Wakil Ketua MPR Fraksi PPP Arsul Sani mengatakan, pihaknya baru akan mengusulan amandemen terbatas setelah Pemilu 2024. Hal itu bertujuan agar tidak terjadi kegaduhan atau kecurigaan mengenai Pokok-Pokok Haluan Negara (PPHN).
"Kami Fraksi PPP mengusulkan kalaupun ada amandemen terbatas, itu dilaksanakan setelah pemilu," ujar Arsul di komplek Parlemen, Senayan, Jakarta, Selasa (16/8).
Menurut Arsul, MPR membuka beberapa opsi untuk dijadikan payung hukum PPHN. Antara lain, melalui Konvensi Ketatanegaraan, Pembentukan UU, dan melalui TAP MPR atau amandemen UUD 1945 secara terbatas.
"Karena ini pemilunya sudah selesai," imbuh dia.
Mengenai konvensi ketatanegaraan sebagaimana disampaikan oleh Ketua MPR Bambang Soesatyo (Bamsoet) untuk PPHN, akan dibahas terlebih dahulu oleh panitia ad hoc yang dibentuk pada September. Adapun panitia ad hoc berisikan 10 pimpinan MPR, yang terdiri dari sembilan fraksi partai politik di DPR dan satu fraksi DPD RI.
"Jadi yang disampaikan Pak Ketua MPR itu tentu sesuatu yang belum final, karena belum kami putuskan ataupun belum kami bahas di dalam panitia ad hoc," jelas anggota Komisi III DPR ini.
Arsul juga memastikan, amandemen terbatas tidak bertujuan mengembalikan mandataris MPR sebagai lembaga tertinggi negara.
"Saya kira itu tidak akan terjadi, karena di dalam fraksi-fraksi yang ada di MPR sendiri tidak ada pikiran seperti itu. Apalagi tidak didukung oleh rakyat. Sampai dengan sekarang, tidak ada di MPR itu pikiran-pikiran misalnya untuk mengembalikan MPR menjadi lembaga tertinggi negara, tidak," jelasnya.
Selain itu, Fraksi PPP sejak awal hanya sepakat soal PPHN, bukan untuk mengembalikan mandataris MPR RI.
"Sehingga siapapun yang jadi presiden, yang jadi gubernur, yang jadi bupati, yang jadi wali kota, harus tunduk di situ," pungkas dia.
Sebelumnya, Ketua MPR RI Bambang Soesatyo mengatakan, apabila PPHN bisa disepakati, maka nantinya calon presiden (capres) dan calon wakil presiden (cawapres) tidak perlu lagi menetapkan visi dan misi. Hal itu juga berlaku untuk calon kepala daerah.

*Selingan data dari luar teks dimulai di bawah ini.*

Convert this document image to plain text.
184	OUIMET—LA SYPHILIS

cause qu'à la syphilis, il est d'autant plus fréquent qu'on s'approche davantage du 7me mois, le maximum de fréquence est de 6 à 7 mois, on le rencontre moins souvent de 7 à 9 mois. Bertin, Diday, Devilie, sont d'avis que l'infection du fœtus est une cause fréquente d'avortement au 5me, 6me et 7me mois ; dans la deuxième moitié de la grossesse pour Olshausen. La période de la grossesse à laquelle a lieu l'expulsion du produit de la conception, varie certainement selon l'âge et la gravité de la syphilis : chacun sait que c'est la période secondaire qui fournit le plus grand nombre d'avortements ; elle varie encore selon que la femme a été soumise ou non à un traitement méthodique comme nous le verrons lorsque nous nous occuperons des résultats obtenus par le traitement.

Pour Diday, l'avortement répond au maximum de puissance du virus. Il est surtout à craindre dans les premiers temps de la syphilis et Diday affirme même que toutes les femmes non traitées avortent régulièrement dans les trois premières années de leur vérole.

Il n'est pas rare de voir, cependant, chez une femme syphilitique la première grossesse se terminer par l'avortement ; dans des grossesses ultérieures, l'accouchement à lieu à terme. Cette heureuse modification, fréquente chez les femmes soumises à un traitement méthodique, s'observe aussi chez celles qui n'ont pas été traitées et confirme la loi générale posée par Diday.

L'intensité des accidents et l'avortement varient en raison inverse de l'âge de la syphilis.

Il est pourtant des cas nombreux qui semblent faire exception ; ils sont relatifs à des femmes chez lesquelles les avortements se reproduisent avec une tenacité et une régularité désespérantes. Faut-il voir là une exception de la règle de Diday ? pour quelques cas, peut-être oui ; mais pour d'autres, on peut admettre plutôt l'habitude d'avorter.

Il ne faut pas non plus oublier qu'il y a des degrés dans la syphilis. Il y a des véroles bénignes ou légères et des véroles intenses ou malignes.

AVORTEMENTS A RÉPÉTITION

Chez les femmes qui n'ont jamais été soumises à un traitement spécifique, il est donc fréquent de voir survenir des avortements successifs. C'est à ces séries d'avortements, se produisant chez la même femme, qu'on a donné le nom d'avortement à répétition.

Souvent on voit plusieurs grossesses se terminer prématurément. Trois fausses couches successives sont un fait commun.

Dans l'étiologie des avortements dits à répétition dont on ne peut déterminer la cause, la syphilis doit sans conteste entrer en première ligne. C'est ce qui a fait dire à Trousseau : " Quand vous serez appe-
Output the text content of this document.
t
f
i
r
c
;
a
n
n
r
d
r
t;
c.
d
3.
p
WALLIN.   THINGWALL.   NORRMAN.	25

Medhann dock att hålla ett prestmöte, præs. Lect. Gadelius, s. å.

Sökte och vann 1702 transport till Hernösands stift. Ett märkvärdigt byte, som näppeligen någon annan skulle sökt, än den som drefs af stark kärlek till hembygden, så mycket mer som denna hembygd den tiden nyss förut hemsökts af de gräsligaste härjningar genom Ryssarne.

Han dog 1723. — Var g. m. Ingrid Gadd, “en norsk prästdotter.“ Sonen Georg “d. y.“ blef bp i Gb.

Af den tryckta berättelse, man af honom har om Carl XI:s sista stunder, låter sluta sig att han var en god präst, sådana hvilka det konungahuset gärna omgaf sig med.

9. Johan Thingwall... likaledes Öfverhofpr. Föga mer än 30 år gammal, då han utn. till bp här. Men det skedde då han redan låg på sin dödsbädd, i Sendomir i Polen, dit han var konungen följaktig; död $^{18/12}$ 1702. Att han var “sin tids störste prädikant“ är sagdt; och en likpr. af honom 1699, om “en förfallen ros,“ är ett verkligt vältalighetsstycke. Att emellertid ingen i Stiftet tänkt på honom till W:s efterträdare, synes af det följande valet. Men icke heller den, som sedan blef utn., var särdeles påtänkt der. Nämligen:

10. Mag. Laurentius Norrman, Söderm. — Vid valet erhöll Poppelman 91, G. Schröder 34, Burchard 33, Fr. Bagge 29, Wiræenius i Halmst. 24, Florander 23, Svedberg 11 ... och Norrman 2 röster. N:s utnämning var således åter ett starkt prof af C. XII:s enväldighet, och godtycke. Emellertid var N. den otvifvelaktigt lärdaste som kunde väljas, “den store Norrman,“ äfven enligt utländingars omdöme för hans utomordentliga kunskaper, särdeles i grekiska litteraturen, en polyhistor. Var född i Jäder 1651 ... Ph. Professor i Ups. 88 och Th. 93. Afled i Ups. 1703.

Hadirnya PPHN tidak akan menimbulkan kewajiban bagi presiden untuk mempertanggungjawabkan pelaksanaan PPHN kepada MPR. PPHN akan menjadi payung ideologis dan konstitusi bagi penyusunan Rencana Pembangunan Jangka Panjang Nasional 2024-2045.
"Jika Pokok-Pokok Haluan Negara disepakati oleh seluruh komponen bangsa, maka calon presiden dan calon wakil presiden, calon gubernur dan calon wakil gubernur, calon bupati/wali kota dan calon wakil bupati/wali kota, tidak perlu menetapkan visi dan misinya masing-masing," ujar Bamsoet dalam pidato sidang tahunan MPR, DPR, DPD RI di Kompleks Parlemen, Senayan, Jakarta, Selasa (16/8).
"Visi dan misi sebagaimana termaktub dalam Pembukaan Undang-Undang Dasar Negara Republik Indonesia Tahun 1945," imbuh dia.
Pembentukan PPHN yang dipatuhi oleh pemerintahan periode-periode berikutnya, menjadi aspek krusial untuk mengarahkan pembangunan, khususnya untuk mencapai visi Indonesia sebagai negara maju pada 2045.
"Hadirnya Pokok-Pokok Haluan Negara tidak akan mengurangi sistem presidensial yang telah kita sepakati bersama. Tidak akan menimbulkan kewajiban bagi presiden untuk mempertanggungjawabkan pelaksanaan Pokok-Pokok Haluan Negara kepada MPR," ujar Bamsoet.